Thifa dengan malas melangkah menuju meja dapur dan langsung membuatkan kopi untuk Papa-nya yang paling ganteng di rumah ini. Secara gitu semuanya cewek.

"Ma, jangan biarkan Papa merajalela dong! Buatin Adek satu lagi Ma!" sahut Chesya berapi-api. "Cowok!"

Fausta langsung tergelak, dia ketawa ngakak sampai melengkungkan tubuhnya ke depan.

"Papa kenapa ketawa? Chesya kan serius mintanya."

Chesya yang baru saja lulus dari SMA dan akan kuliah di luar kota menatap Fausta dengan kerutan dalam di keningnya. Dia serius tentang perkataannya.

"Chesya sayang, kamu gak kasian nanti sama Mama? Nih liat, ntar Mama tambah gen—"

Jedukk.

Fausta sukses terjatuh mengenaskan di lantai. Nefa dengan cantiknya nimpuk suaminya pake garpu yang pas mengenai wajahnya. Kasian. Moga wajah Nefa gak luka deh.

"Buruan sana Pa siap-siap, gak usah banyak ngemeng! Nanti si Chesya ketinggalan kereta!" ujar Nefa setelah menyiapkan tiga porsi nasi goreng.
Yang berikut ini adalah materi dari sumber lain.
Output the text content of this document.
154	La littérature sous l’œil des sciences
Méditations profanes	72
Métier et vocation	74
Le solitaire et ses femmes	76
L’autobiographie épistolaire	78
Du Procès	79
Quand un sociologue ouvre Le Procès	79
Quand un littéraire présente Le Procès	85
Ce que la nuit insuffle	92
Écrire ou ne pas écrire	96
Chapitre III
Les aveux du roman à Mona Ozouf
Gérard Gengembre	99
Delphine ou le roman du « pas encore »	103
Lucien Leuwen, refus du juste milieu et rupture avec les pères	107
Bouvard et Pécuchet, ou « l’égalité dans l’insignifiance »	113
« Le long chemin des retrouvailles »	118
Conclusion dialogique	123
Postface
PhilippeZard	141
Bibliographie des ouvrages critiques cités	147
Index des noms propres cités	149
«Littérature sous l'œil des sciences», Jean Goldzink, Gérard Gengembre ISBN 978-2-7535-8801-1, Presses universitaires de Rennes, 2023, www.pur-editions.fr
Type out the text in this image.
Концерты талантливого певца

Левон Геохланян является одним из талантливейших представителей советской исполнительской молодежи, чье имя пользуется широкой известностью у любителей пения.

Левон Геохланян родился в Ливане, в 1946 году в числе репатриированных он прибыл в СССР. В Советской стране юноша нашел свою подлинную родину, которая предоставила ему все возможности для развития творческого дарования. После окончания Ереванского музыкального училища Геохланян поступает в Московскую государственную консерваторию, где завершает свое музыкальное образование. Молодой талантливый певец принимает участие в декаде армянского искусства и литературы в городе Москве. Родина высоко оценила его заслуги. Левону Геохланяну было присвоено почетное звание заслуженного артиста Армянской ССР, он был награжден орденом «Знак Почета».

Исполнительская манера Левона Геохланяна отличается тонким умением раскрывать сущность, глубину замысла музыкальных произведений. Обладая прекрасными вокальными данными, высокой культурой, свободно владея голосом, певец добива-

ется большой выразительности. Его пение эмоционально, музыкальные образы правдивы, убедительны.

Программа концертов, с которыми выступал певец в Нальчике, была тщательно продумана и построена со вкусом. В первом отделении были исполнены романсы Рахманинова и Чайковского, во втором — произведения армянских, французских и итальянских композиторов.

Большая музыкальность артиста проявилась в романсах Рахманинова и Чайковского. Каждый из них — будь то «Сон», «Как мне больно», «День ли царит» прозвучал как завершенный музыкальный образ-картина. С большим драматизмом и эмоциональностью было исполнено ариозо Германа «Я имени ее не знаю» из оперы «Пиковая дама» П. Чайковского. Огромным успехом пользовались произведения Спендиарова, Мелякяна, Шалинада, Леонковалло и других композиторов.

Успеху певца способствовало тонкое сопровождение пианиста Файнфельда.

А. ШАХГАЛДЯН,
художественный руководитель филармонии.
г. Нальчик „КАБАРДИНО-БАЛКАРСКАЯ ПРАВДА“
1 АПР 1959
"Nah, Mama makan dulu..." Nefa dalam wujud Fausta itu bersiap mengambil sendok dan garpu.

Chesya dan Thifa mengikuti langkah Mama-nya yang sudah siap untuk sarapan.

"Buat Papa mana?"

Kemudian hening. Nefa hanya makan dalam diam, tetapi sebelum dia berhasil memasukkan satu suapan ke mulutnya Fausta dengan isengnya melahap satu sendok penuh nasi itu.

"Ih Papa." Wajah Nefa kini merona, mungkin karna jarak wajah Fausta yang terlalu dekat dengannya.

"Ma, Pa, jangan pacaran deh pagi-pagi begini," ujar Thifa.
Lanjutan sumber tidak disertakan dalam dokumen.